AT&T Services, a major telecommunications company, has filed a 725-page lawsuit accusing dozens of generic drugmakers of colluding to raise prices for employer-sponsored health plans. The complaint, filed in the U.S. District Court for the Eastern District of Pennsylvania, alleges that the companies illegally allocated customers and rigged bids for over 200 generic drugs since 2009.
AT&T is seeking to recover costs for its employee benefit plan. The company cited steep price increases as evidence, noting that a 500-pill bottle of doxycycline rose from $20 in October 2013 to $1,849 in April 2014, and a 100-tablet bottle of albuterol sulfate jumped from $11 to $434. AT&T highlighted internal industry emails allegedly discussing price-fixing strategies and claimed the scheme represents a “fair share” conspiracy among the defendants.

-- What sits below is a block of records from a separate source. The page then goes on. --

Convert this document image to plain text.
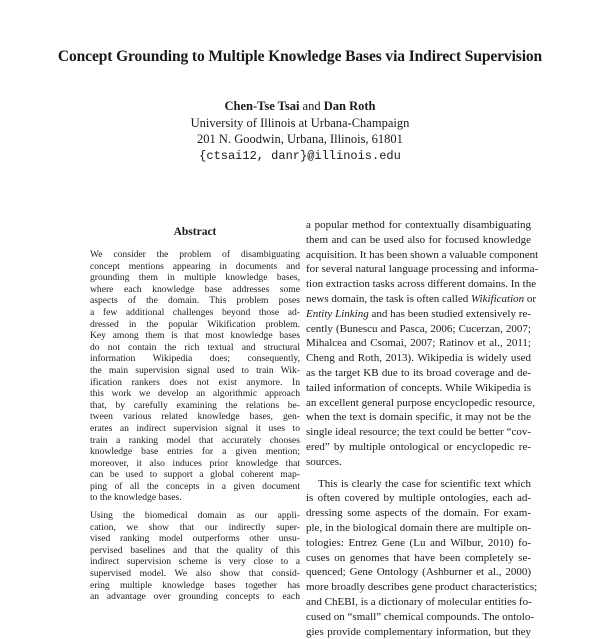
Concept Grounding to Multiple Knowledge Bases via Indirect Supervision
Chen-Tse Tsai and Dan Roth
University of Illinois at Urbana-Champaign
201 N. Goodwin, Urbana, Illinois, 61801
{ctsai12, danr}@illinois.edu
Abstract
We consider the problem of disambiguating
concept mentions appearing in documents and
grounding them in multiple knowledge bases,
where each knowledge base addresses some
aspects of the domain. This problem poses
a few additional challenges beyond those ad-
dressed in the popular Wikification problem.
Key among them is that most knowledge bases
do not contain the rich textual and structural
information Wikipedia does; consequently,
the main supervision signal used to train Wik-
ification rankers does not exist anymore. In
this work we develop an algorithmic approach
that, by carefully examining the relations be-
tween various related knowledge bases, gen-
erates an indirect supervision signal it uses to
train a ranking model that accurately chooses
knowledge base entries for a given mention;
moreover, it also induces prior knowledge that
can be used to support a global coherent map-
ping of all the concepts in a given document
to the knowledge bases.
Using the biomedical domain as our appli-
cation, we show that our indirectly super-
vised ranking model outperforms other unsu-
pervised baselines and that the quality of this
indirect supervision scheme is very close to a
supervised model. We also show that consid-
ering multiple knowledge bases together has
an advantage over grounding concepts to each
a popular method for contextually disambiguating
them and can be used also for focused knowledge
acquisition. It has been shown a valuable component
for several natural language processing and informa-
tion extraction tasks across different domains. In the
news domain, the task is often called Wikification or
Entity Linking and has been studied extensively re-
cently (Bunescu and Pasca, 2006; Cucerzan, 2007;
Mihalcea and Csomai, 2007; Ratinov et al., 2011;
Cheng and Roth, 2013). Wikipedia is widely used
as the target KB due to its broad coverage and de-
tailed information of concepts. While Wikipedia is
an excellent general purpose encyclopedic resource,
when the text is domain specific, it may not be the
single ideal resource; the text could be better “cov-
ered” by multiple ontological or encyclopedic re-
sources.
This is clearly the case for scientific text which
is often covered by multiple ontologies, each ad-
dressing some aspects of the domain. For exam-
ple, in the biological domain there are multiple on-
tologies: Entrez Gene (Lu and Wilbur, 2010) fo-
cuses on genomes that have been completely se-
quenced; Gene Ontology (Ashburner et al., 2000)
more broadly describes gene product characteristics;
and ChEBI, is a dictionary of molecular entities fo-
cused on “small” chemical compounds. The ontolo-
gies provide complementary information, but they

The lawsuit reflects ongoing efforts by employers to address rising health care costs, following stricter fiduciary responsibilities under the Consolidated Appropriations Act of 2021. AT&T stated, “There are no market forces that explain the Defendants’ pricing activities other than anticompetitive collusion.” Several drugmakers targeted in the lawsuit had previously admitted to splitting market share in Department of Justice settlements and face a multidistrict class action. Attempts to reach multiple companies for comment were not immediately successful, and the case underscores the increasing scrutiny on the pharmaceutical industry’s pricing practices.